What I Knew Beforehand
I've seen the film numerous times, so was fairly familiar with the story and score. I also knew we were in for some revisions, to smooth over some of the less-acceptable-in-these-here-times aspects of the narrative.

Major Changes
The primary change was to Gaston's character, which - let's face it - needed some revision. No longer the bored cynic, he instead values innovation over romance, frequently visiting the World's Fair, and talking enthusiastically of various technological advances. He's also cast considerably younger (and sweeter-faced) than in the film, and so seems more able to be Gigi's equal, and more deserving of her love, than Louis Jourdan could.
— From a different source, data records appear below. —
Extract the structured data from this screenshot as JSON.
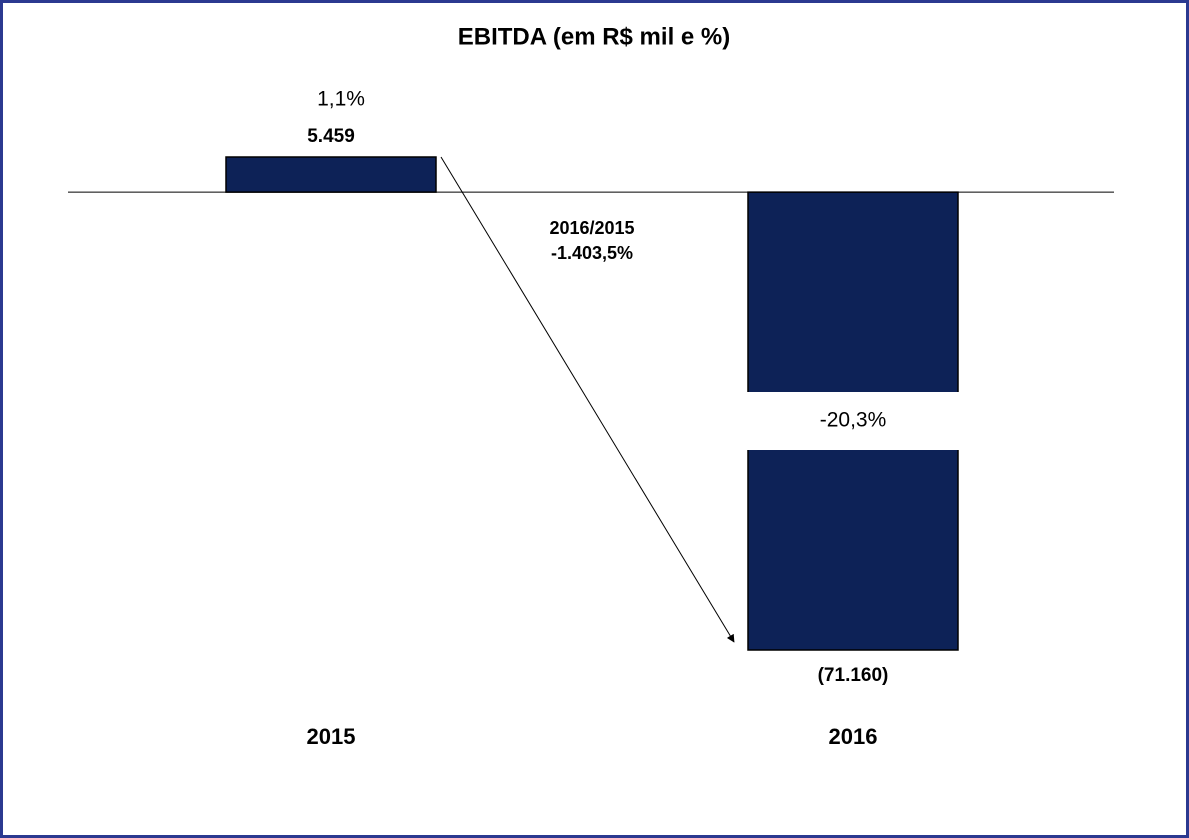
{
  "chart_data": {
    "type": "bar",
    "title": "EBITDA (em R$ mil e %)",
    "categories": [
      "2015",
      "2016"
    ],
    "values": [
      5459,
      -71160
    ],
    "value_labels": [
      "5.459",
      "(71.160)"
    ],
    "margin_values": [
      1.1,
      -20.3
    ],
    "margin_labels": [
      "1,1%",
      "-20,3%"
    ],
    "color": "#0d2257",
    "variation": {
      "label": "2016/2015",
      "value": -1403.5,
      "value_label": "-1.403,5%"
    }
  }
}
I don't remember the score perfectly enough to speak to every particular change, but the two major revisions I noted were to the men's songs - "Thank Heaven For Little Girls," formerly the rather uncomfortable anthem sung by Honore, is now shared by Mamita and Aunt Alicia and transformed into a gentle argument (think the film revision of "America" for West Side Story but with less dancing); and Gaston's duet with Honore, "It's a Bore," is revised to no longer be a blanket rejection by Gaston of every one of Honore's suggestions, but rather a conversation with Gaston making his own suggestions of values beyond romance in Paris.


Thoughts:

Play: This was just utterly lovely, all around. It stayed faithful to what made the original film charming, while working to improve some of its more problematic elements (a career-long issue for the misogynistic Lerner and Loewe, it seems). I loved the design of it, the staging of it, the casting - everything working together to make a perfectly enjoyable evening. (not having seen King and I yet, I feel like if the race for best revival were between Gigi and On the Town, it would honestly just break down to which show or story you preferred originally). As for the revisions, they mostly worked - both Gigi and Gaston were more dynamic figures, and it was nice to see Gigi with a bit more agency. However, Gaston's reformation was still hamstrung by his songs. His rant in the title song is still just as nasty and infantilizing, for all that Corey Cott tries to soften it. That song was written to fit the film Gaston, and not the stage Gaston.